El coche del embajador avanzaba, cargado, por la rambla. La costa marina era larga y pasaba rápidamente ante los ojos de la pareja. Viola escuchaba una larga monserga del embajador, que hablaba de los desafíos que había dejado abiertos la gestión de Giacomo y del sinfín de tareas que la esperaban en el consulado.
Selva viajaba adelante, acompañando al chofer.
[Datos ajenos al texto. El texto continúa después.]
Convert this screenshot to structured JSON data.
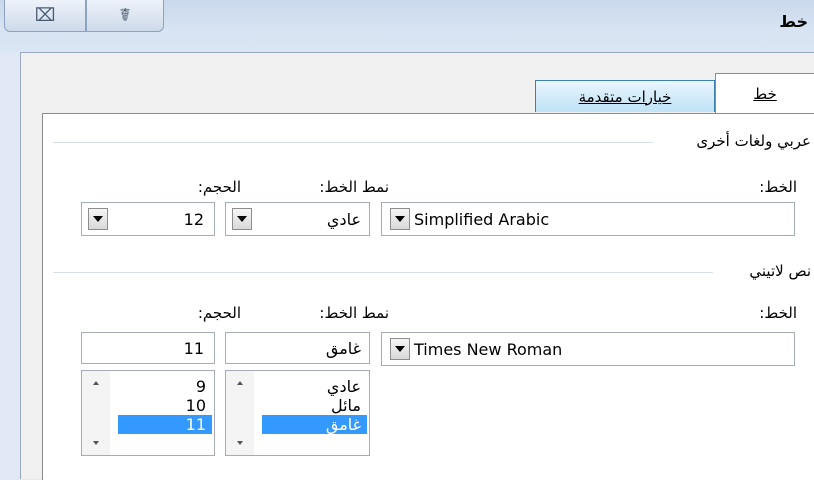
{
  "window": {
    "title": "خط",
    "close_glyph": "⌧",
    "help_glyph": "☤"
  },
  "tabs": [
    {
      "label": "خط",
      "active": true
    },
    {
      "label": "خيارات متقدمة",
      "active": false
    }
  ],
  "arabic_group": {
    "title": "عربي ولغات أخرى",
    "font_label": "الخط:",
    "style_label": "نمط الخط:",
    "size_label": "الحجم:",
    "font_value": "Simplified Arabic",
    "style_value": "عادي",
    "size_value": "12"
  },
  "latin_group": {
    "title": "نص لاتيني",
    "font_label": "الخط:",
    "style_label": "نمط الخط:",
    "size_label": "الحجم:",
    "font_value": "Times New Roman",
    "style_value": "غامق",
    "size_value": "11",
    "style_options": [
      "عادي",
      "مائل",
      "غامق"
    ],
    "size_options": [
      "9",
      "10",
      "11"
    ]
  }
}
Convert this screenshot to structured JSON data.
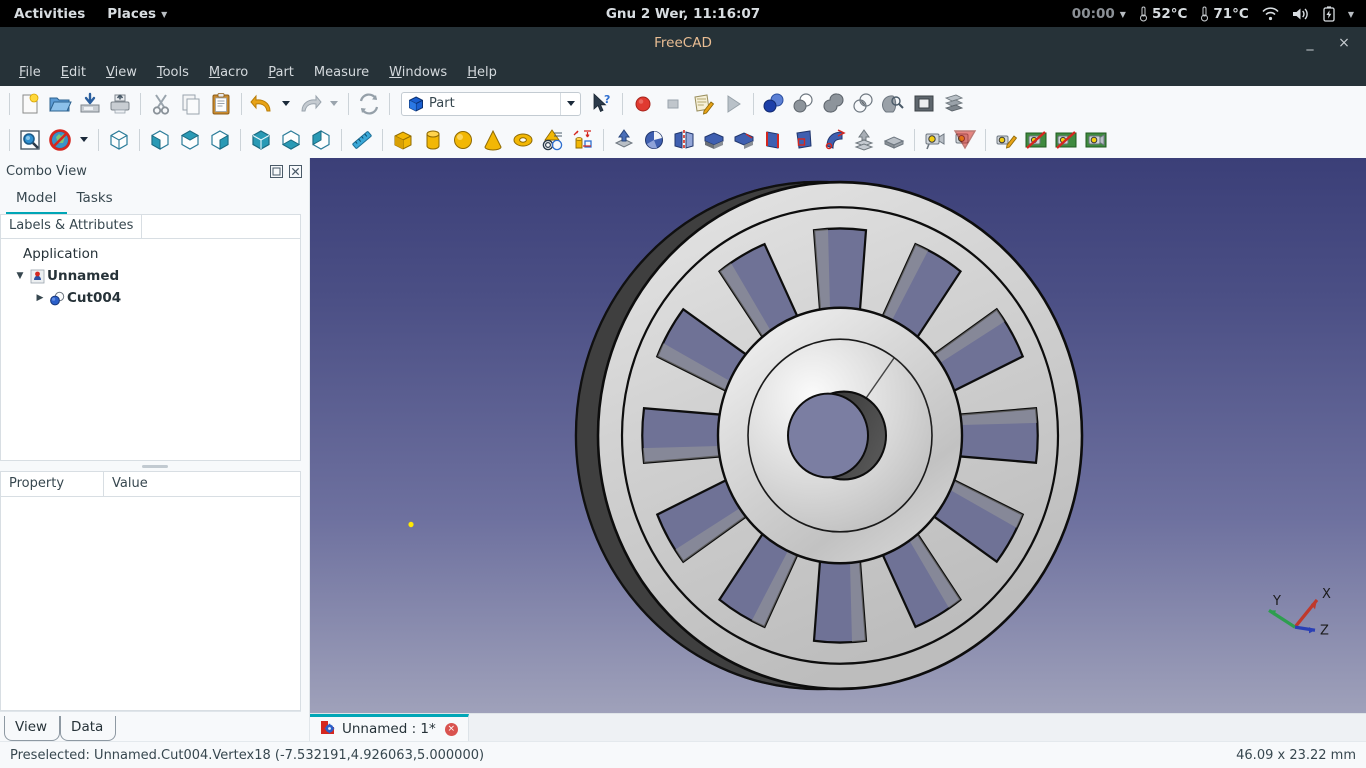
{
  "gnome_bar": {
    "activities": "Activities",
    "places": "Places",
    "places_caret": "chevron-down-icon",
    "clock": "Gnu  2 Wer, 11:16:07",
    "timer": "00:00",
    "timer_caret": "chevron-down-icon",
    "temp1": "52°C",
    "temp2": "71°C",
    "wifi_icon": "wifi-icon",
    "volume_icon": "volume-icon",
    "battery_icon": "battery-charging-icon",
    "system_caret": "chevron-down-icon"
  },
  "titlebar": {
    "title": "FreeCAD",
    "minimize": "_",
    "close": "×"
  },
  "menubar": {
    "items": [
      {
        "label": "File",
        "mnemonic": "F",
        "rest": "ile"
      },
      {
        "label": "Edit",
        "mnemonic": "E",
        "rest": "dit"
      },
      {
        "label": "View",
        "mnemonic": "V",
        "rest": "iew"
      },
      {
        "label": "Tools",
        "mnemonic": "T",
        "rest": "ools"
      },
      {
        "label": "Macro",
        "mnemonic": "M",
        "rest": "acro"
      },
      {
        "label": "Part",
        "mnemonic": "P",
        "rest": "art"
      },
      {
        "label": "Measure",
        "mnemonic": "",
        "rest": "Measure"
      },
      {
        "label": "Windows",
        "mnemonic": "W",
        "rest": "indows"
      },
      {
        "label": "Help",
        "mnemonic": "H",
        "rest": "elp"
      }
    ]
  },
  "toolbar1": {
    "buttons": [
      {
        "name": "new-document-icon",
        "tip": "New"
      },
      {
        "name": "open-document-icon",
        "tip": "Open"
      },
      {
        "name": "save-document-icon",
        "tip": "Save"
      },
      {
        "name": "print-icon",
        "tip": "Print"
      },
      {
        "name": "cut-icon",
        "tip": "Cut"
      },
      {
        "name": "copy-icon",
        "tip": "Copy"
      },
      {
        "name": "paste-icon",
        "tip": "Paste"
      },
      {
        "name": "undo-icon",
        "tip": "Undo"
      },
      {
        "name": "undo-dropdown-icon",
        "tip": "Undo history"
      },
      {
        "name": "redo-icon",
        "tip": "Redo"
      },
      {
        "name": "redo-dropdown-icon",
        "tip": "Redo history"
      },
      {
        "name": "refresh-icon",
        "tip": "Refresh"
      }
    ],
    "workbench": {
      "label": "Part",
      "icon": "part-workbench-icon",
      "arrow": "chevron-down-icon"
    },
    "whats_this": "whats-this-icon",
    "macro": [
      {
        "name": "macro-record-icon",
        "tip": "Macro recording"
      },
      {
        "name": "macro-stop-icon",
        "tip": "Stop macro recording"
      },
      {
        "name": "macro-edit-icon",
        "tip": "Macros"
      },
      {
        "name": "macro-execute-icon",
        "tip": "Execute macro"
      }
    ],
    "boolean": [
      {
        "name": "boolean-icon",
        "tip": "Boolean"
      },
      {
        "name": "cut-solid-icon",
        "tip": "Cut"
      },
      {
        "name": "union-icon",
        "tip": "Union"
      },
      {
        "name": "common-icon",
        "tip": "Intersection"
      },
      {
        "name": "check-geometry-icon",
        "tip": "Check geometry"
      },
      {
        "name": "section-icon",
        "tip": "Section"
      },
      {
        "name": "cross-sections-icon",
        "tip": "Cross-sections"
      }
    ]
  },
  "toolbar2": {
    "groups": [
      [
        {
          "name": "fit-all-icon"
        },
        {
          "name": "draw-style-icon"
        },
        {
          "name": "draw-style-dropdown-icon"
        }
      ],
      [
        {
          "name": "isometric-view-icon"
        }
      ],
      [
        {
          "name": "front-view-icon"
        },
        {
          "name": "top-view-icon"
        },
        {
          "name": "right-view-icon"
        }
      ],
      [
        {
          "name": "rear-view-icon"
        },
        {
          "name": "bottom-view-icon"
        },
        {
          "name": "left-view-icon"
        }
      ],
      [
        {
          "name": "measure-icon"
        }
      ],
      [
        {
          "name": "box-primitive-icon"
        },
        {
          "name": "cylinder-primitive-icon"
        },
        {
          "name": "sphere-primitive-icon"
        },
        {
          "name": "cone-primitive-icon"
        },
        {
          "name": "torus-primitive-icon"
        },
        {
          "name": "shape-builder-icon"
        },
        {
          "name": "primitives-icon"
        }
      ],
      [
        {
          "name": "extrude-icon"
        },
        {
          "name": "revolve-icon"
        },
        {
          "name": "mirror-icon"
        },
        {
          "name": "fillet-icon"
        },
        {
          "name": "chamfer-icon"
        },
        {
          "name": "ruled-surface-icon"
        },
        {
          "name": "loft-icon"
        },
        {
          "name": "sweep-icon"
        },
        {
          "name": "offset-icon"
        },
        {
          "name": "thickness-icon"
        }
      ],
      [
        {
          "name": "camera-icon"
        },
        {
          "name": "clipping-plane-icon"
        }
      ],
      [
        {
          "name": "scene-edit-icon"
        },
        {
          "name": "texture-off-icon"
        },
        {
          "name": "shadow-off-icon"
        },
        {
          "name": "render-icon"
        }
      ]
    ]
  },
  "combo_view": {
    "title": "Combo View",
    "float_icon": "float-panel-icon",
    "close_icon": "close-panel-icon",
    "tabs": [
      {
        "label": "Model",
        "active": true
      },
      {
        "label": "Tasks",
        "active": false
      }
    ],
    "tree_header": "Labels & Attributes",
    "tree": [
      {
        "label": "Application",
        "level": 0,
        "arrow": "",
        "icon": "",
        "bold": false
      },
      {
        "label": "Unnamed",
        "level": 1,
        "arrow": "expanded-arrow-icon",
        "icon": "document-icon",
        "bold": true
      },
      {
        "label": "Cut004",
        "level": 2,
        "arrow": "collapsed-arrow-icon",
        "icon": "boolean-cut-icon",
        "bold": true
      }
    ],
    "property_headers": [
      "Property",
      "Value"
    ],
    "bottom_tabs": [
      {
        "label": "View"
      },
      {
        "label": "Data"
      }
    ]
  },
  "document_tab": {
    "icon": "freecad-document-icon",
    "label": "Unnamed : 1*",
    "close": "×"
  },
  "statusbar": {
    "message": "Preselected: Unnamed.Cut004.Vertex18 (-7.532191,4.926063,5.000000)",
    "dimensions": "46.09 x 23.22 mm"
  },
  "viewport": {
    "axis_labels": {
      "x": "X",
      "y": "Y",
      "z": "Z"
    },
    "axis_colors": {
      "x": "#c0392b",
      "y": "#2e9e4f",
      "z": "#2a3fb5"
    },
    "background_top": "#3b3f78",
    "background_bottom": "#9b9db8",
    "model_name": "wheel-pulley-model",
    "model_face_color": "#cfcfcf",
    "model_edge_color": "#101010",
    "spoke_count": 12
  }
}
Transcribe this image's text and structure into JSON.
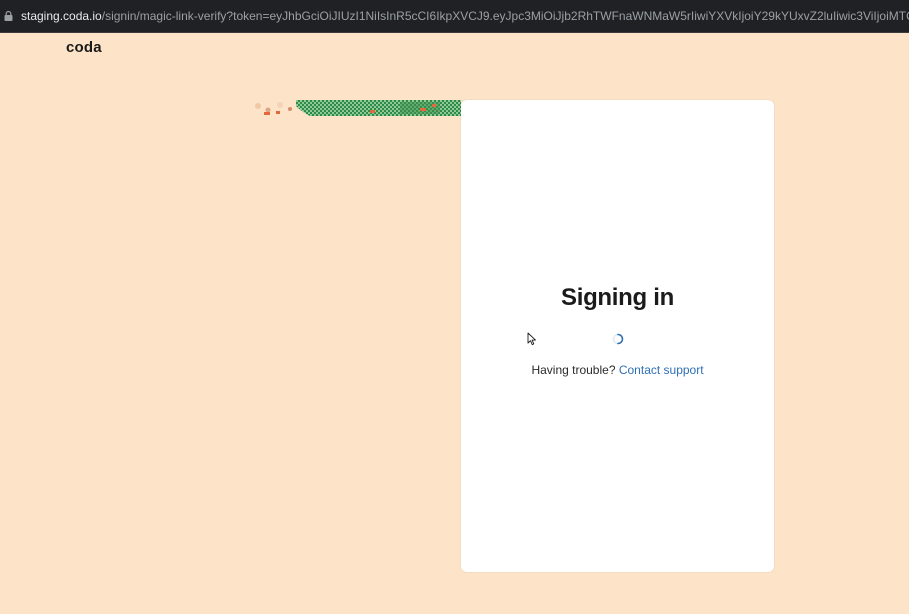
{
  "browser": {
    "url_host": "staging.coda.io",
    "url_rest": "/signin/magic-link-verify?token=eyJhbGciOiJIUzI1NiIsInR5cCI6IkpXVCJ9.eyJpc3MiOiJjb2RhTWFnaWNMaW5rIiwiYXVkIjoiY29kYUxvZ2luIiwic3ViIjoiMTQ0NjE4IiwianRpIjoiN",
    "lock_icon": "lock-icon"
  },
  "header": {
    "logo_text": "coda"
  },
  "card": {
    "title": "Signing in",
    "trouble_text": "Having trouble?",
    "support_link": "Contact support",
    "spinner_icon": "spinner-icon"
  },
  "colors": {
    "page_bg": "#fde3c8",
    "card_bg": "#ffffff",
    "link": "#2e6fb5",
    "urlbar_bg": "#202124"
  }
}
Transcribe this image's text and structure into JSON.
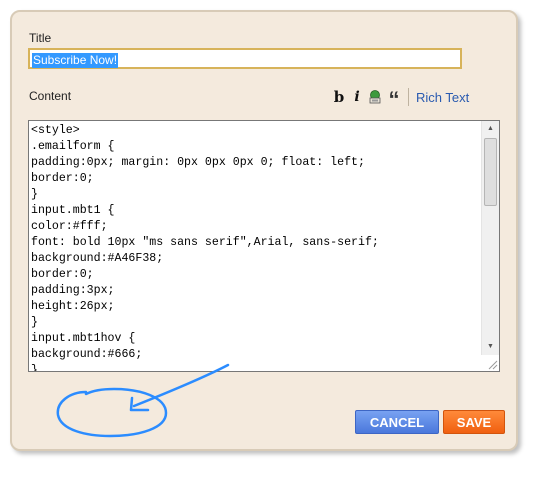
{
  "dialog": {
    "title_label": "Title",
    "title_value": "Subscribe Now!",
    "content_label": "Content",
    "rich_text_link": "Rich Text",
    "toolbar": {
      "bold": "b",
      "italic": "i",
      "quote": "“"
    },
    "code_lines": [
      "<style>",
      ".emailform {",
      "padding:0px; margin: 0px 0px 0px 0; float: left;",
      "border:0;",
      "}",
      "input.mbt1 {",
      "color:#fff;",
      "font: bold 10px \"ms sans serif\",Arial, sans-serif;",
      "background:#A46F38;",
      "border:0;",
      "padding:3px;",
      "height:26px;",
      "}",
      "input.mbt1hov {",
      "background:#666;",
      "}"
    ],
    "cancel_button": "CANCEL",
    "save_button": "SAVE"
  },
  "colors": {
    "dialog_bg": "#f4eadd",
    "cancel_button": "#4a78dc",
    "save_button": "#f06010",
    "link": "#2a5bb0",
    "annotation": "#2b8cff",
    "selection": "#3399ff"
  },
  "annotation": {
    "icon": "hand-drawn-circle-with-arrow"
  }
}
Durante el trayecto aprovechaba algún silencio del embajador para indicar (en un italiano con trazos de español) lo que de todos modos se podía ver a través de la ventanilla (la rambla, una plaza, el puerto). La verborragia y el fraseo veloz no le disimulaban lo uruguayo. El embajador hablaba por celular. Decía muchas veces las palabras quindici y fortuito. Las dos conversaciones en italiano se cruzaban; de a ratos las pausas coincidían y la escena enmudecía. Viola le hizo una guiñada a Juan Cristóbal y él sonrió, pero apenas ella volvió a la ventanilla la sonrisa de él se desvaneció por completo.